To address the fundamental trade-offs among performance, efficiency, multilingual capability, and dynamic reasoning in large language models, this work introduces the Qwen3 series (0.6B–235B), featuring a novel unified “thinking/non-thinking” dual-mode architecture with user-controllable inference budgeting—enabling runtime adaptive mode switching. We propose a synergistic design integrating Mixture-of-Experts (MoE) and dense architectures, augmented by chain-of-thought knowledge distillation and multilingual joint pretraining, expanding language coverage from 29 to 119 languages while substantially reducing training costs for smaller variants. Qwen3 achieves state-of-the-art results on code, mathematical reasoning, and agent-oriented benchmarks—matching or exceeding the performance of significantly larger MoE models and leading proprietary models. All model weights are released under the Apache 2.0 license, ensuring full openness and reproducibility.

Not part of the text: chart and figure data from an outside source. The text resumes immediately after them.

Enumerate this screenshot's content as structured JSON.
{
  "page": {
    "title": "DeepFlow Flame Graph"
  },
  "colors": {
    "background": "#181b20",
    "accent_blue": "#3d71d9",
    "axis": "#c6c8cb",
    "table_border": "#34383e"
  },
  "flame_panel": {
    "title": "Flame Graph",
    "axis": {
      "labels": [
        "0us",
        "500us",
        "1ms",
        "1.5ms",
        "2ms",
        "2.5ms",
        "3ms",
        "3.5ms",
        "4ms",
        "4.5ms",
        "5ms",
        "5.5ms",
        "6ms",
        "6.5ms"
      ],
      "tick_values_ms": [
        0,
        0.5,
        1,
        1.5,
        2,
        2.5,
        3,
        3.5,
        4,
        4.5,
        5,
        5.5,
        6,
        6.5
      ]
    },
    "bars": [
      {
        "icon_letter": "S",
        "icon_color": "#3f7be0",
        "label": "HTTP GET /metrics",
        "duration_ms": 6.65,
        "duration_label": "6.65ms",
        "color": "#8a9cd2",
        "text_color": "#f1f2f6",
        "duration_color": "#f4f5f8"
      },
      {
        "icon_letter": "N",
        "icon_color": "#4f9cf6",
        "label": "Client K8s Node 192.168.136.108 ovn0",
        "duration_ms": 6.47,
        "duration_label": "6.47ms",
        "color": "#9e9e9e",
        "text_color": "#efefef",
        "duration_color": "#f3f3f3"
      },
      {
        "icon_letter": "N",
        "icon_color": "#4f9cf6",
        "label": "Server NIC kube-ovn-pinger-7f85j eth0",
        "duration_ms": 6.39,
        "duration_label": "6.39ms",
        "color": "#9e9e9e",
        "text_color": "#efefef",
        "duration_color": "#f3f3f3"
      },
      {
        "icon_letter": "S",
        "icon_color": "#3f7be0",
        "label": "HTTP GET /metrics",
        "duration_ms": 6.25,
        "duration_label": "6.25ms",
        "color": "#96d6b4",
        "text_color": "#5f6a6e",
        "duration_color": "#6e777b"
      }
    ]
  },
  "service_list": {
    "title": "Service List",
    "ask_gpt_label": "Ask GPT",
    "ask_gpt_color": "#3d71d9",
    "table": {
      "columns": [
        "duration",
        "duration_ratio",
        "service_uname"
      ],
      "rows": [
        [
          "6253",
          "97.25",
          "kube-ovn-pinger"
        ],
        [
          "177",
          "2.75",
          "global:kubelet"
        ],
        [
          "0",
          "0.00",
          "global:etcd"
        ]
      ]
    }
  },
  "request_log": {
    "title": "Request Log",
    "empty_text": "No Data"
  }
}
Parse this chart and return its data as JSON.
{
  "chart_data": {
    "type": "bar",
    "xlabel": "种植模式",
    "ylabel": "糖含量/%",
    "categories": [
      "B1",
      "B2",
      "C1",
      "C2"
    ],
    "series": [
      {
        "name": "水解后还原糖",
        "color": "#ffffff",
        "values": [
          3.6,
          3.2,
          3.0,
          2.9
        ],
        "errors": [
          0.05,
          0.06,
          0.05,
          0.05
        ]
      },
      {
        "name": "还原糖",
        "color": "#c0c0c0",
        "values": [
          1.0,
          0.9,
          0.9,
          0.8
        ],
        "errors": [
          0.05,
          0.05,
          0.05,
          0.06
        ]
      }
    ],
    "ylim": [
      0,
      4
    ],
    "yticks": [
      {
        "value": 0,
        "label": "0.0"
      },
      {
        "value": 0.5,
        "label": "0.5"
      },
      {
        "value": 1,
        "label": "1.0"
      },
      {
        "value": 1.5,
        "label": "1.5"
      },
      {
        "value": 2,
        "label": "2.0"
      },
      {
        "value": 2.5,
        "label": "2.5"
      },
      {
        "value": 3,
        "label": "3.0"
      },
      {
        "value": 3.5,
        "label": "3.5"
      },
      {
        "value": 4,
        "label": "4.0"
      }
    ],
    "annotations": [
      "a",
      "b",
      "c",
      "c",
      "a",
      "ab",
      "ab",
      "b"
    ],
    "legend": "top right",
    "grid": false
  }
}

In this work, we present Qwen3, the latest version of the Qwen model family. Qwen3 comprises a series of large language models (LLMs) designed to advance performance, efficiency, and multilingual capabilities. The Qwen3 series includes models of both dense and Mixture-of-Expert (MoE) architectures, with parameter scales ranging from 0.6 to 235 billion. A key innovation in Qwen3 is the integration of thinking mode (for complex, multi-step reasoning) and non-thinking mode (for rapid, context-driven responses) into a unified framework. This eliminates the need to switch between different models--such as chat-optimized models (e.g., GPT-4o) and dedicated reasoning models (e.g., QwQ-32B)--and enables dynamic mode switching based on user queries or chat templates. Meanwhile, Qwen3 introduces a thinking budget mechanism, allowing users to allocate computational resources adaptively during inference, thereby balancing latency and performance based on task complexity. Moreover, by leveraging the knowledge from the flagship models, we significantly reduce the computational resources required to build smaller-scale models, while ensuring their highly competitive performance. Empirical evaluations demonstrate that Qwen3 achieves state-of-the-art results across diverse benchmarks, including tasks in code generation, mathematical reasoning, agent tasks, etc., competitive against larger MoE models and proprietary models. Compared to its predecessor Qwen2.5, Qwen3 expands multilingual support from 29 to 119 languages and dialects, enhancing global accessibility through improved cross-lingual understanding and generation capabilities. To facilitate reproducibility and community-driven research and development, all Qwen3 models are publicly accessible under Apache 2.0.